La roue

La_roue

Il est une quête, une recherche plastique qui se veut ornementale.

A la fois infinie et sans cesse renouvelée.

Selon sa définition, la quête est une recherche dans tous les sens du terme.

Elle peut être tant spirituelle que matérielle elle n’est en tout cas pas soumise à une notion de temps. Ainsi, on peut perpétuellement chercher, trouver, perdre et chercher à nouveau.

L’ornement, lui est un élément décoratif qui peut être enlevé sans porter atteinte au dispositif, à son intention principale ; ici la corde.

Peut-on dire que la corde en tant qu’ornement est l’instrument d’une quête perpétuelle de perfection subjective ?

Il convient donc d’étudier dans un premier temps l’intéraction active entre la corde et le sujet, dans un deuxième temps la quête perpétuelle de perfection engendrée par la cor

de et enfin, la subjectivité de la quête de l’ornement.

Il existe un dialogue entre le modèle et la corde.

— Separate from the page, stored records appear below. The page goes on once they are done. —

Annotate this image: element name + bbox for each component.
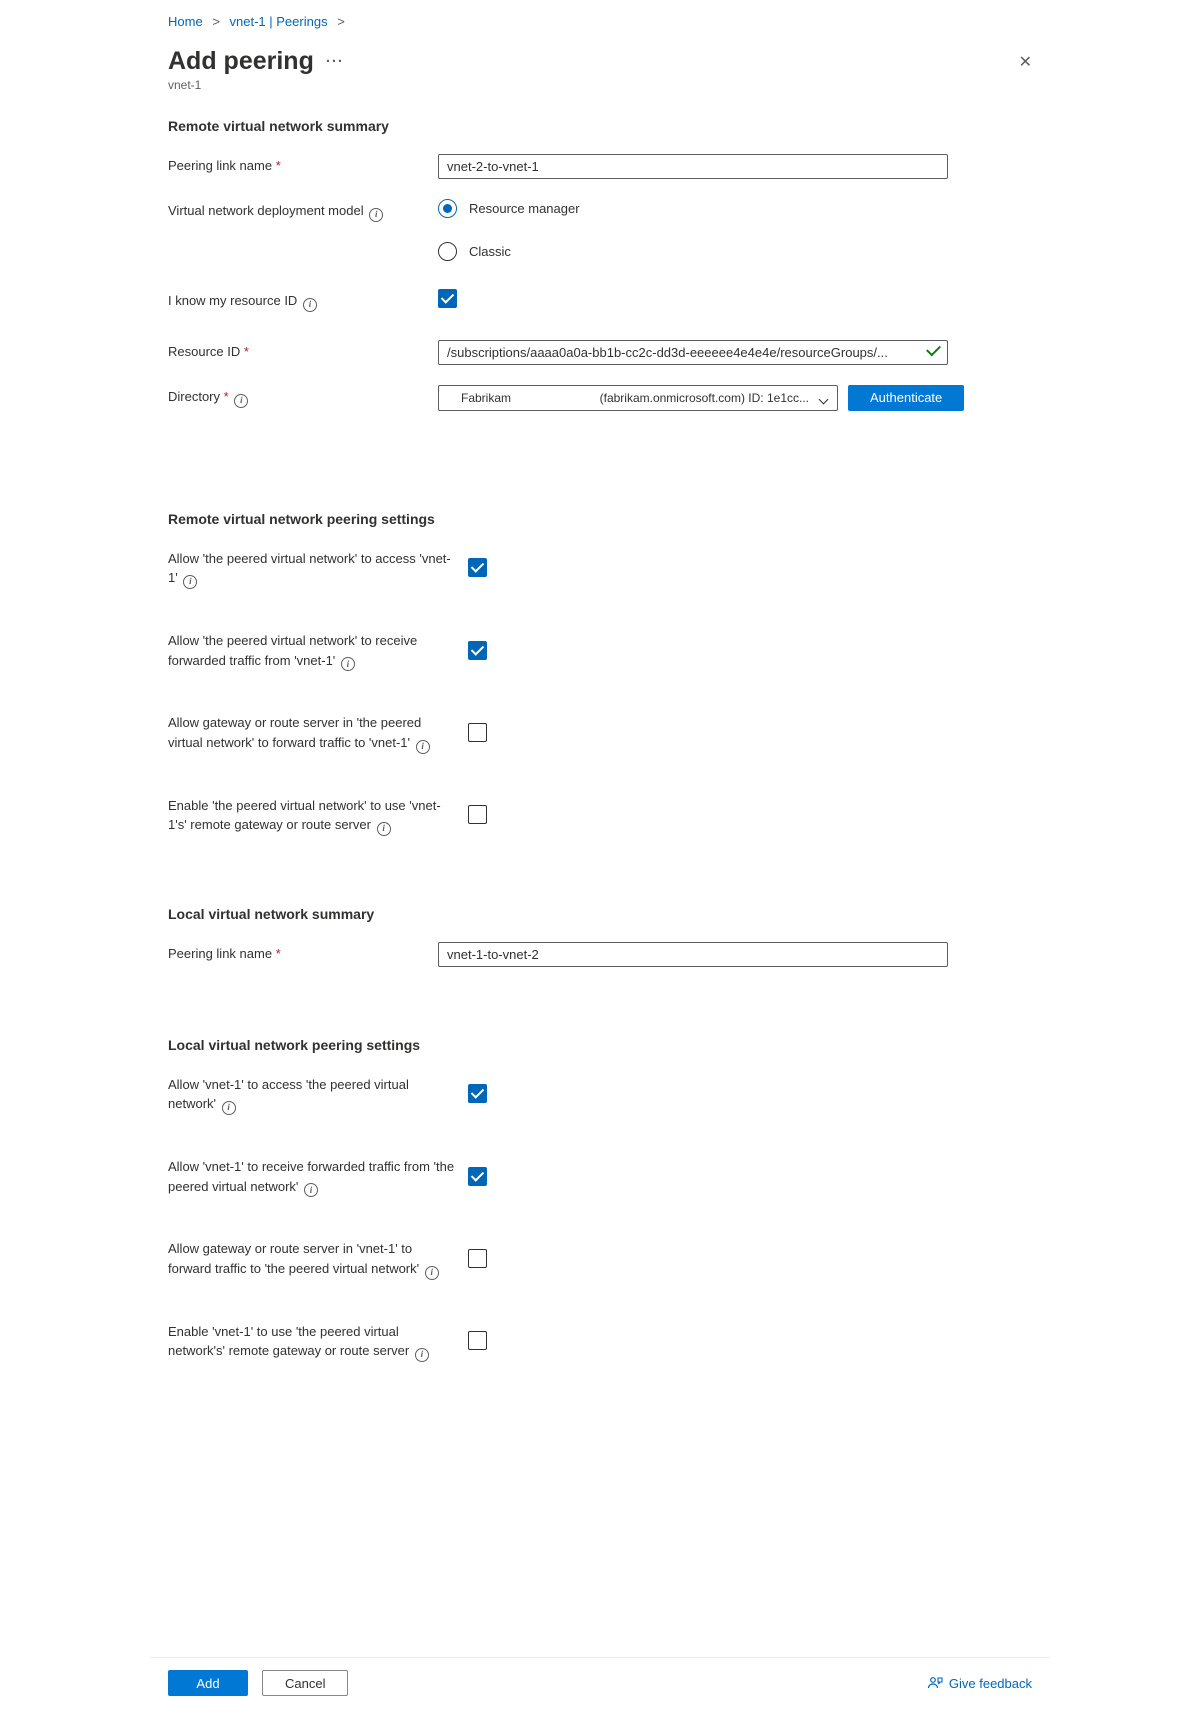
info-icon[interactable]	[183, 575, 197, 589]
remote-enable-gw-checkbox[interactable]	[468, 805, 487, 824]
remote-allow-fwd-checkbox[interactable]	[468, 641, 487, 660]
label-remote-allow-access: Allow 'the peered virtual network' to ac…	[168, 547, 468, 589]
chevron-right-icon: >	[331, 14, 351, 29]
breadcrumb-home[interactable]: Home	[168, 14, 203, 29]
info-icon[interactable]	[341, 657, 355, 671]
info-icon[interactable]	[415, 1348, 429, 1362]
radio-resource-manager[interactable]: Resource manager	[438, 199, 1032, 218]
close-icon[interactable]: ✕	[1019, 52, 1032, 72]
label-know-resource-id: I know my resource ID	[168, 289, 438, 312]
local-peering-link-name-input[interactable]	[438, 942, 948, 967]
chevron-down-icon	[819, 394, 829, 404]
info-icon[interactable]	[369, 208, 383, 222]
label-local-peering-link-name: Peering link name *	[168, 942, 438, 964]
label-directory: Directory *	[168, 385, 438, 408]
label-local-allow-access: Allow 'vnet-1' to access 'the peered vir…	[168, 1073, 468, 1115]
info-icon[interactable]	[416, 740, 430, 754]
directory-select[interactable]: Fabrikam (fabrikam.onmicrosoft.com) ID: …	[438, 385, 838, 411]
info-icon[interactable]	[425, 1266, 439, 1280]
give-feedback-link[interactable]: Give feedback	[927, 1675, 1032, 1691]
label-local-allow-fwd: Allow 'vnet-1' to receive forwarded traf…	[168, 1155, 468, 1197]
info-icon[interactable]	[234, 394, 248, 408]
remote-allow-access-checkbox[interactable]	[468, 558, 487, 577]
authenticate-button[interactable]: Authenticate	[848, 385, 964, 411]
label-local-enable-gw: Enable 'vnet-1' to use 'the peered virtu…	[168, 1320, 468, 1362]
label-remote-allow-fwd: Allow 'the peered virtual network' to re…	[168, 629, 468, 671]
remote-allow-gw-checkbox[interactable]	[468, 723, 487, 742]
add-button[interactable]: Add	[168, 1670, 248, 1696]
section-remote-settings: Remote virtual network peering settings	[168, 511, 1032, 527]
resource-id-input[interactable]	[438, 340, 948, 365]
breadcrumb-vnet[interactable]: vnet-1 | Peerings	[230, 14, 328, 29]
info-icon[interactable]	[303, 298, 317, 312]
label-peering-link-name: Peering link name *	[168, 154, 438, 176]
local-allow-access-checkbox[interactable]	[468, 1084, 487, 1103]
section-remote-summary: Remote virtual network summary	[168, 118, 1032, 134]
know-resource-id-checkbox[interactable]	[438, 289, 457, 308]
local-enable-gw-checkbox[interactable]	[468, 1331, 487, 1350]
more-icon[interactable]: ···	[326, 53, 344, 70]
page-title: Add peering ···	[168, 47, 344, 76]
info-icon[interactable]	[222, 1101, 236, 1115]
info-icon[interactable]	[377, 822, 391, 836]
label-deploy-model: Virtual network deployment model	[168, 199, 438, 222]
remote-peering-link-name-input[interactable]	[438, 154, 948, 179]
feedback-person-icon	[927, 1675, 943, 1691]
radio-classic[interactable]: Classic	[438, 242, 1032, 261]
chevron-right-icon: >	[206, 14, 226, 29]
local-allow-gw-checkbox[interactable]	[468, 1249, 487, 1268]
section-local-summary: Local virtual network summary	[168, 906, 1032, 922]
breadcrumb: Home > vnet-1 | Peerings >	[168, 14, 1032, 29]
local-allow-fwd-checkbox[interactable]	[468, 1167, 487, 1186]
label-remote-allow-gw: Allow gateway or route server in 'the pe…	[168, 711, 468, 753]
page-subtitle: vnet-1	[168, 78, 1032, 92]
label-resource-id: Resource ID *	[168, 340, 438, 362]
label-local-allow-gw: Allow gateway or route server in 'vnet-1…	[168, 1237, 468, 1279]
info-icon[interactable]	[304, 1183, 318, 1197]
cancel-button[interactable]: Cancel	[262, 1670, 348, 1696]
label-remote-enable-gw: Enable 'the peered virtual network' to u…	[168, 794, 468, 836]
section-local-settings: Local virtual network peering settings	[168, 1037, 1032, 1053]
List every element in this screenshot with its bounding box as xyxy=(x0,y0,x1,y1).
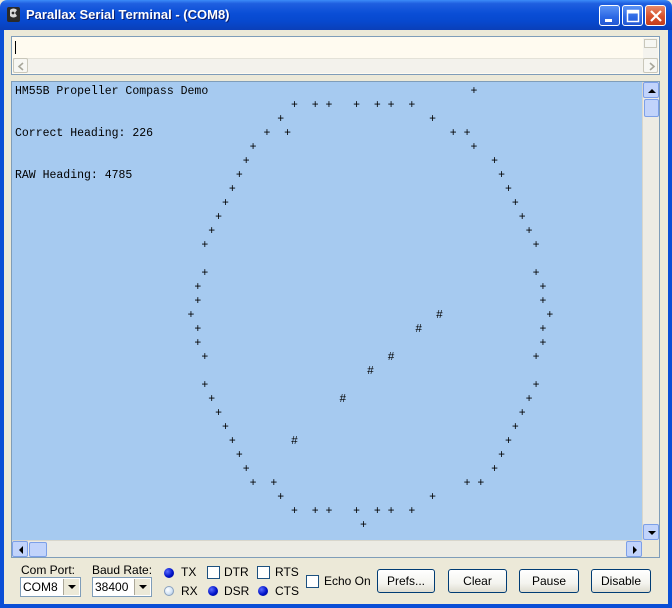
minimize-button[interactable] xyxy=(599,5,620,26)
scroll-up-button[interactable] xyxy=(644,39,657,48)
baud-rate-value: 38400 xyxy=(95,580,129,594)
scroll-left-button[interactable] xyxy=(12,541,28,557)
window-frame-right xyxy=(668,30,672,608)
dsr-indicator-icon xyxy=(208,586,218,596)
disable-button[interactable]: Disable xyxy=(591,569,651,593)
scroll-right-button[interactable] xyxy=(626,541,642,557)
receive-line: RAW Heading: 4785 + + xyxy=(15,169,505,182)
rts-label: RTS xyxy=(275,565,299,579)
receive-line: + + xyxy=(15,421,519,434)
com-port-label: Com Port: xyxy=(21,563,76,577)
window-title: Parallax Serial Terminal - (COM8) xyxy=(26,7,230,22)
tx-indicator-icon xyxy=(164,568,174,578)
receive-line: + + xyxy=(15,295,547,308)
scroll-right-button[interactable] xyxy=(643,58,658,73)
receive-line: HM55B Propeller Compass Demo + xyxy=(15,85,478,98)
receive-line: + # + xyxy=(15,323,547,336)
transmit-horizontal-scrollbar[interactable] xyxy=(13,58,658,73)
receive-line: + + xyxy=(15,141,478,154)
pause-button[interactable]: Pause xyxy=(519,569,579,593)
receive-line: + + xyxy=(15,491,436,504)
scrollbar-corner xyxy=(642,540,659,557)
receive-line: + + xyxy=(15,281,547,294)
receive-line: + + xyxy=(15,183,512,196)
receive-line: + + xyxy=(15,407,526,420)
horizontal-scroll-thumb[interactable] xyxy=(29,542,47,557)
receive-line: # xyxy=(15,365,374,378)
app-icon[interactable] xyxy=(5,6,22,23)
receive-line: + + xyxy=(15,379,540,392)
receive-line: + xyxy=(15,519,367,532)
receive-line: + # + xyxy=(15,309,554,322)
rx-label: RX xyxy=(181,584,198,598)
vertical-scroll-thumb[interactable] xyxy=(644,99,659,117)
receive-line: + # + xyxy=(15,393,533,406)
transmit-input[interactable] xyxy=(13,38,643,58)
receive-line: + + xyxy=(15,449,505,462)
receive-line: + + xyxy=(15,211,526,224)
receive-line: + + + + + + + xyxy=(15,99,416,112)
title-bar[interactable]: Parallax Serial Terminal - (COM8) xyxy=(0,0,672,30)
dtr-label: DTR xyxy=(224,565,249,579)
cts-indicator-icon xyxy=(258,586,268,596)
chevron-down-icon[interactable] xyxy=(63,579,79,595)
transmit-vertical-scrollbar[interactable] xyxy=(643,38,658,58)
receive-line: + # + xyxy=(15,435,512,448)
receive-panel[interactable]: HM55B Propeller Compass Demo + + + + + +… xyxy=(11,81,660,558)
close-button[interactable] xyxy=(645,5,666,26)
receive-line xyxy=(15,253,641,267)
window-frame-left xyxy=(0,30,4,608)
com-port-select[interactable]: COM8 xyxy=(20,577,81,597)
receive-line: + + xyxy=(15,239,540,252)
receive-line: + + xyxy=(15,113,436,126)
receive-vertical-scrollbar[interactable] xyxy=(642,82,659,540)
echo-on-checkbox[interactable] xyxy=(306,575,319,588)
receive-line: + # + xyxy=(15,351,540,364)
scroll-left-button[interactable] xyxy=(13,58,28,73)
receive-text[interactable]: HM55B Propeller Compass Demo + + + + + +… xyxy=(15,85,641,539)
scroll-down-button[interactable] xyxy=(643,524,659,540)
dsr-label: DSR xyxy=(224,584,250,598)
receive-line: + + xyxy=(15,267,540,280)
receive-line: + + + + xyxy=(15,477,485,490)
tx-label: TX xyxy=(181,565,197,579)
baud-rate-label: Baud Rate: xyxy=(92,563,153,577)
window-frame-bottom xyxy=(0,604,672,608)
text-caret xyxy=(15,41,16,54)
echo-on-label: Echo On xyxy=(324,574,371,588)
receive-line: + + + + + + + xyxy=(15,505,416,518)
receive-line: + + xyxy=(15,155,499,168)
chevron-down-icon[interactable] xyxy=(134,579,150,595)
prefs-button[interactable]: Prefs... xyxy=(377,569,435,593)
scroll-up-button[interactable] xyxy=(643,82,659,98)
receive-horizontal-scrollbar[interactable] xyxy=(12,540,642,557)
com-port-value: COM8 xyxy=(23,580,58,594)
maximize-button[interactable] xyxy=(622,5,643,26)
receive-line: + + xyxy=(15,225,533,238)
baud-rate-select[interactable]: 38400 xyxy=(92,577,152,597)
cts-label: CTS xyxy=(275,584,299,598)
rx-indicator-icon xyxy=(164,586,174,596)
receive-line: + + xyxy=(15,337,547,350)
rts-checkbox[interactable] xyxy=(257,566,270,579)
dtr-checkbox[interactable] xyxy=(207,566,220,579)
receive-line: + + xyxy=(15,197,519,210)
transmit-panel xyxy=(11,36,660,75)
receive-line: + + xyxy=(15,463,499,476)
clear-button[interactable]: Clear xyxy=(448,569,507,593)
receive-line: Correct Heading: 226 + + + + xyxy=(15,127,471,140)
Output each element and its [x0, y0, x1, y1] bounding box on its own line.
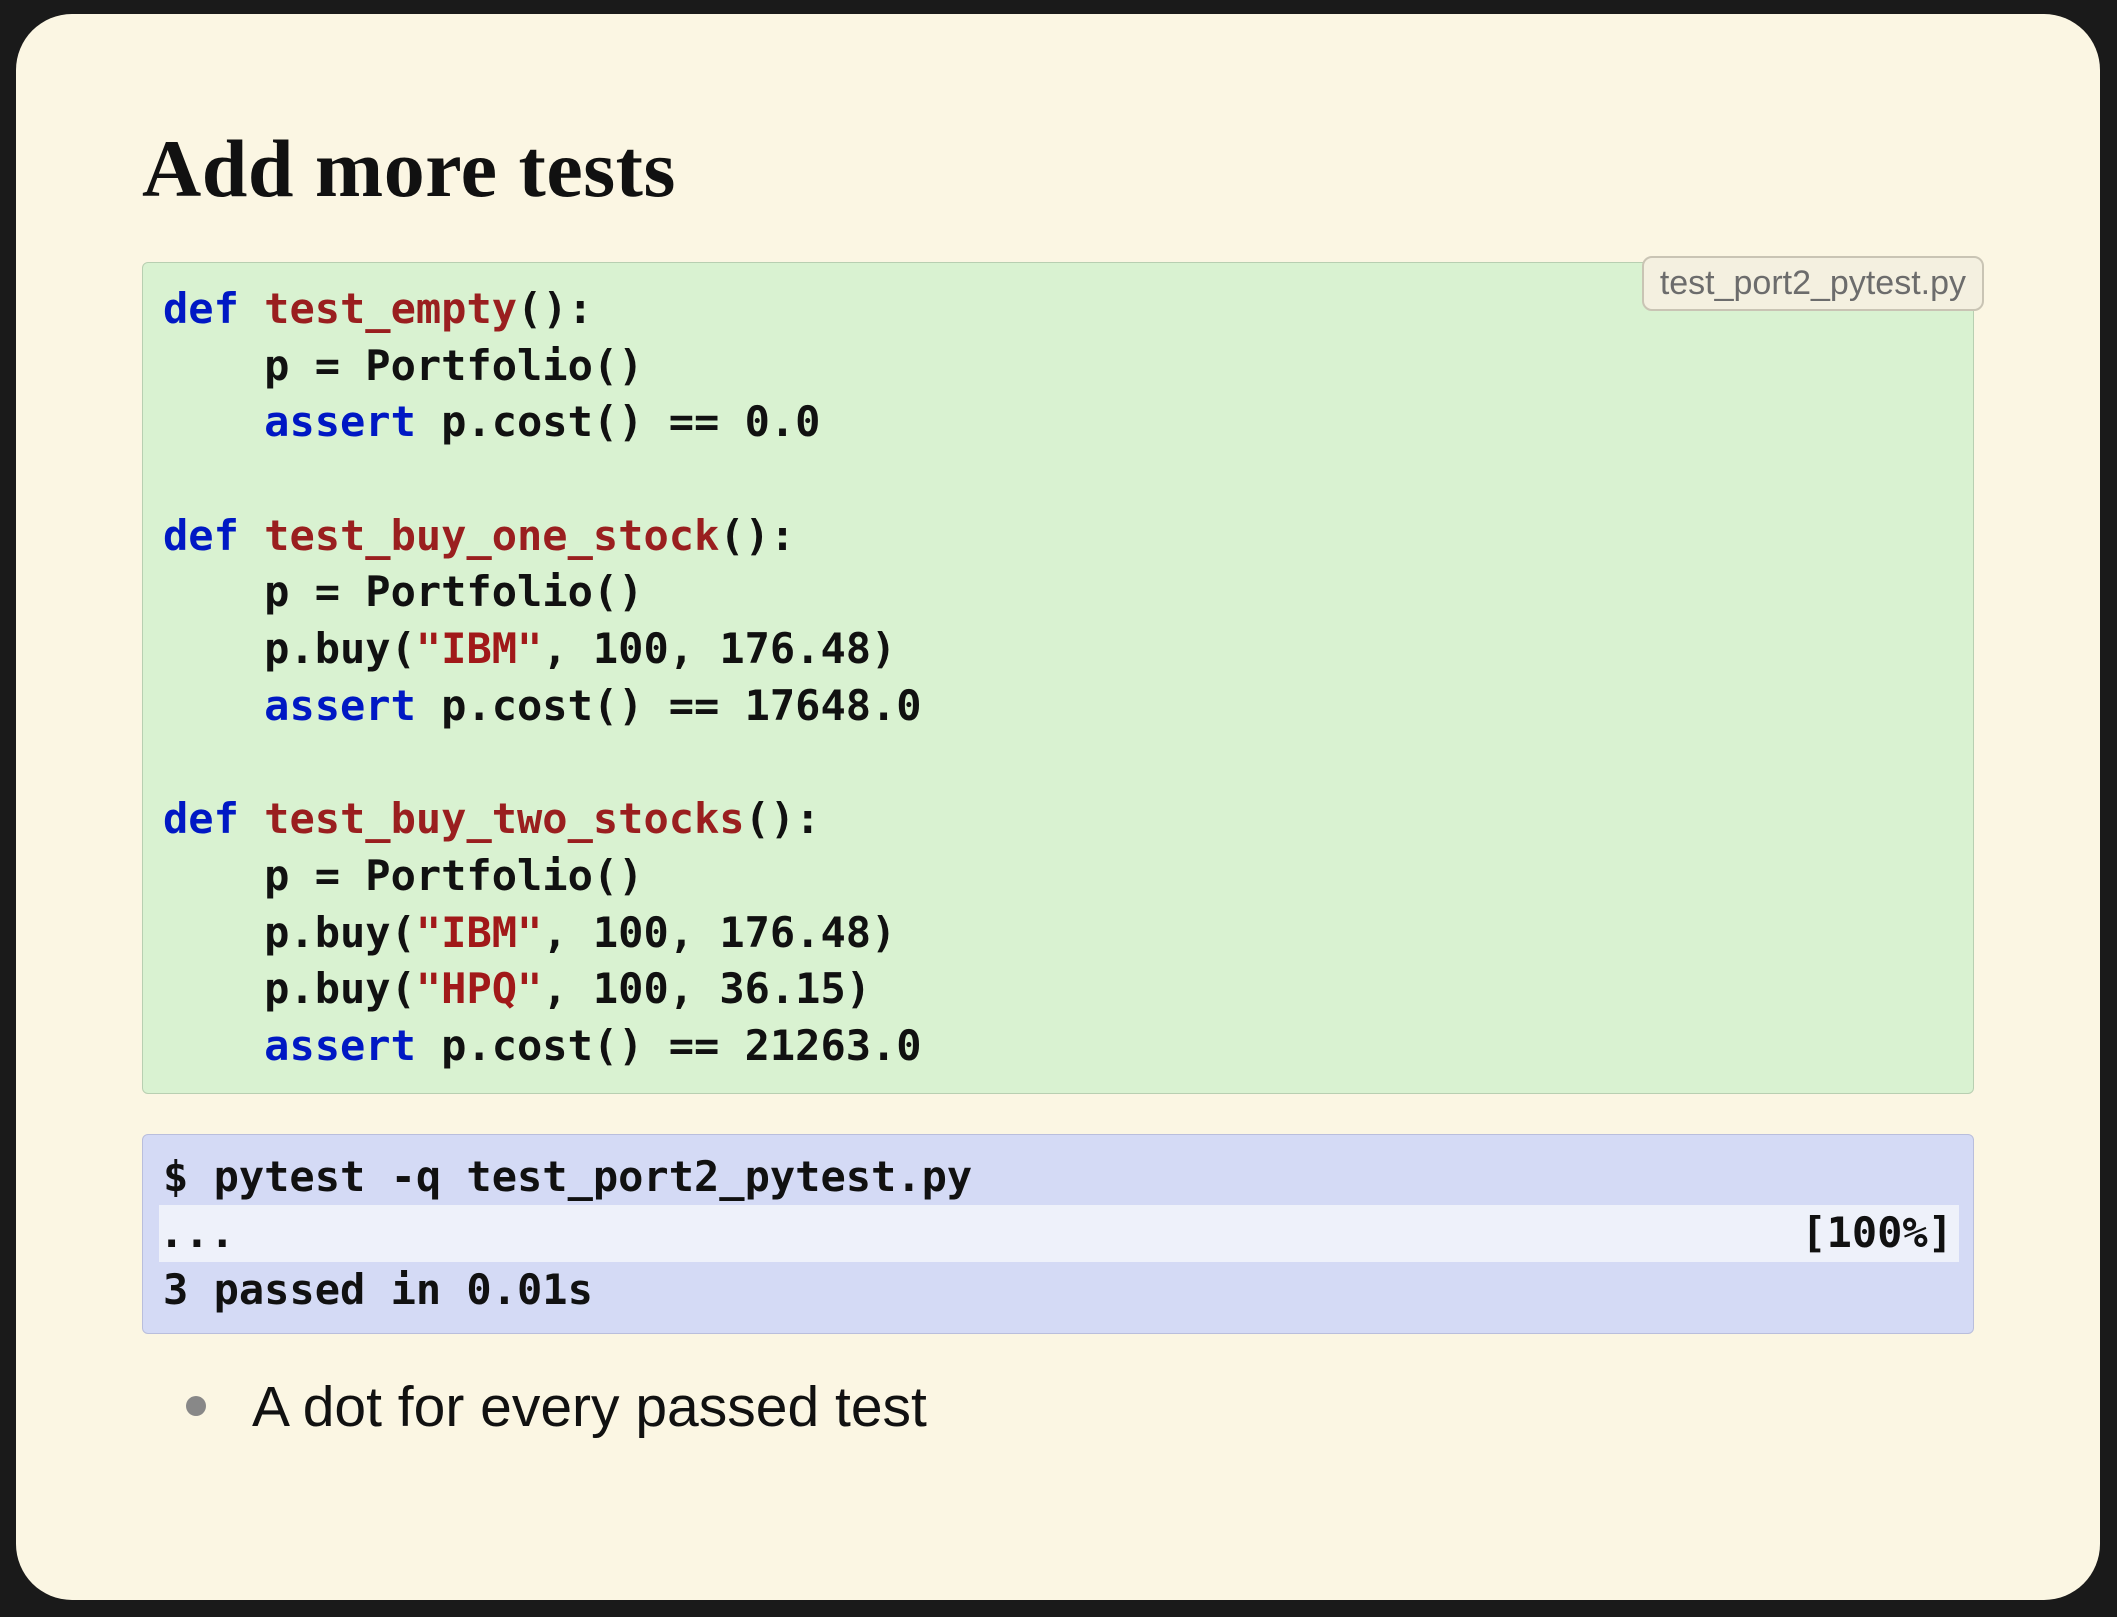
code-text: ():: [719, 511, 795, 560]
string-literal: "HPQ": [416, 964, 542, 1013]
code-indent: [163, 397, 264, 446]
keyword-assert: assert: [264, 1021, 416, 1070]
terminal-dots: ...: [159, 1205, 235, 1262]
code-line: p = Portfolio(): [163, 567, 643, 616]
code-text: , 100, 176.48): [542, 624, 896, 673]
slide-title: Add more tests: [142, 122, 1974, 216]
func-name: test_buy_two_stocks: [264, 794, 744, 843]
func-name: test_empty: [264, 284, 517, 333]
code-text: ():: [517, 284, 593, 333]
string-literal: "IBM": [416, 908, 542, 957]
keyword-assert: assert: [264, 681, 416, 730]
code-text: p.buy(: [163, 908, 416, 957]
code-text: , 100, 176.48): [542, 908, 896, 957]
code-line: p = Portfolio(): [163, 851, 643, 900]
code-text: , 100, 36.15): [542, 964, 871, 1013]
code-line: p = Portfolio(): [163, 341, 643, 390]
keyword-def: def: [163, 794, 239, 843]
python-code-block: def test_empty(): p = Portfolio() assert…: [142, 262, 1974, 1094]
terminal-percent: [100%]: [1801, 1205, 1953, 1262]
terminal-progress-row: ... [100%]: [159, 1205, 1959, 1262]
terminal-command: $ pytest -q test_port2_pytest.py: [163, 1149, 1955, 1206]
func-name: test_buy_one_stock: [264, 511, 719, 560]
code-filename-tag: test_port2_pytest.py: [1642, 256, 1984, 311]
slide-card: Add more tests test_port2_pytest.py def …: [16, 14, 2100, 1600]
code-text: p.buy(: [163, 624, 416, 673]
code-text: ():: [745, 794, 821, 843]
code-block-wrap: test_port2_pytest.py def test_empty(): p…: [142, 262, 1974, 1094]
code-text: p.buy(: [163, 964, 416, 1013]
code-text: p.cost() == 21263.0: [416, 1021, 922, 1070]
bullet-item: A dot for every passed test: [186, 1370, 1974, 1444]
keyword-def: def: [163, 511, 239, 560]
terminal-summary: 3 passed in 0.01s: [163, 1262, 1955, 1319]
keyword-assert: assert: [264, 397, 416, 446]
code-indent: [163, 681, 264, 730]
code-indent: [163, 1021, 264, 1070]
bullet-list: A dot for every passed test: [142, 1370, 1974, 1444]
terminal-output: $ pytest -q test_port2_pytest.py ... [10…: [142, 1134, 1974, 1334]
string-literal: "IBM": [416, 624, 542, 673]
keyword-def: def: [163, 284, 239, 333]
code-text: p.cost() == 0.0: [416, 397, 821, 446]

La corde, rouge porteuse de vie, en tant qu’ornement modèle, forme et reforme le sujet de manière à apporter la beauté ou du moins à rendre le sujet plus esthétique après la manipulation de la corde et du corps par celle-ci. De plus, il s’agit d’un ornement sous contrainte : contrainte du corps, contraintes techniques, contraintes physiques.

Tout ceci induit un échange, un dialogue entre l’ornement et son sujet, mais aussi entre le sujet et l’ornementaliste.

La roue figurée par la corde en tant qu’ornement représente la quête perpétuelle de perfection et d’esthétique qui jamais n’est atteinte. En effet, l’ornement et la quête sont ici intimement liés tant sur la symbolique de la roue, que sur le plan sensible où la corde fait du corps, de la même manière un ornement.

Ainsi, les deux plans, intelligible et sensible sont reliés au travers de la symbolique de la corde-ornement.

Cependant, la quête de l’ornement, et donc de l’esthétique, reste pour le moins subjective du fait du regard divergent, du jugement de goût que peuvent porter tant le créateur ou l’ornementaliste que le spectateur, qui lui reste passif dans l’ornement ; il ne lui reste que la faculté de juger.

En conclusion, il existe un dialogue d’une part entre la corde et le corps et d’autre part entre deux mondes, intelligible et sensible du fait de la quête perpétuelle de l’esthétique induite par l’ornement. La corde tant symbole que contrainte sert de fil conducteur pour les dialogues ainsi instaurés.

Quoique subjectif, l’ornement quel qu’il soit n’en reste pas moins défendable.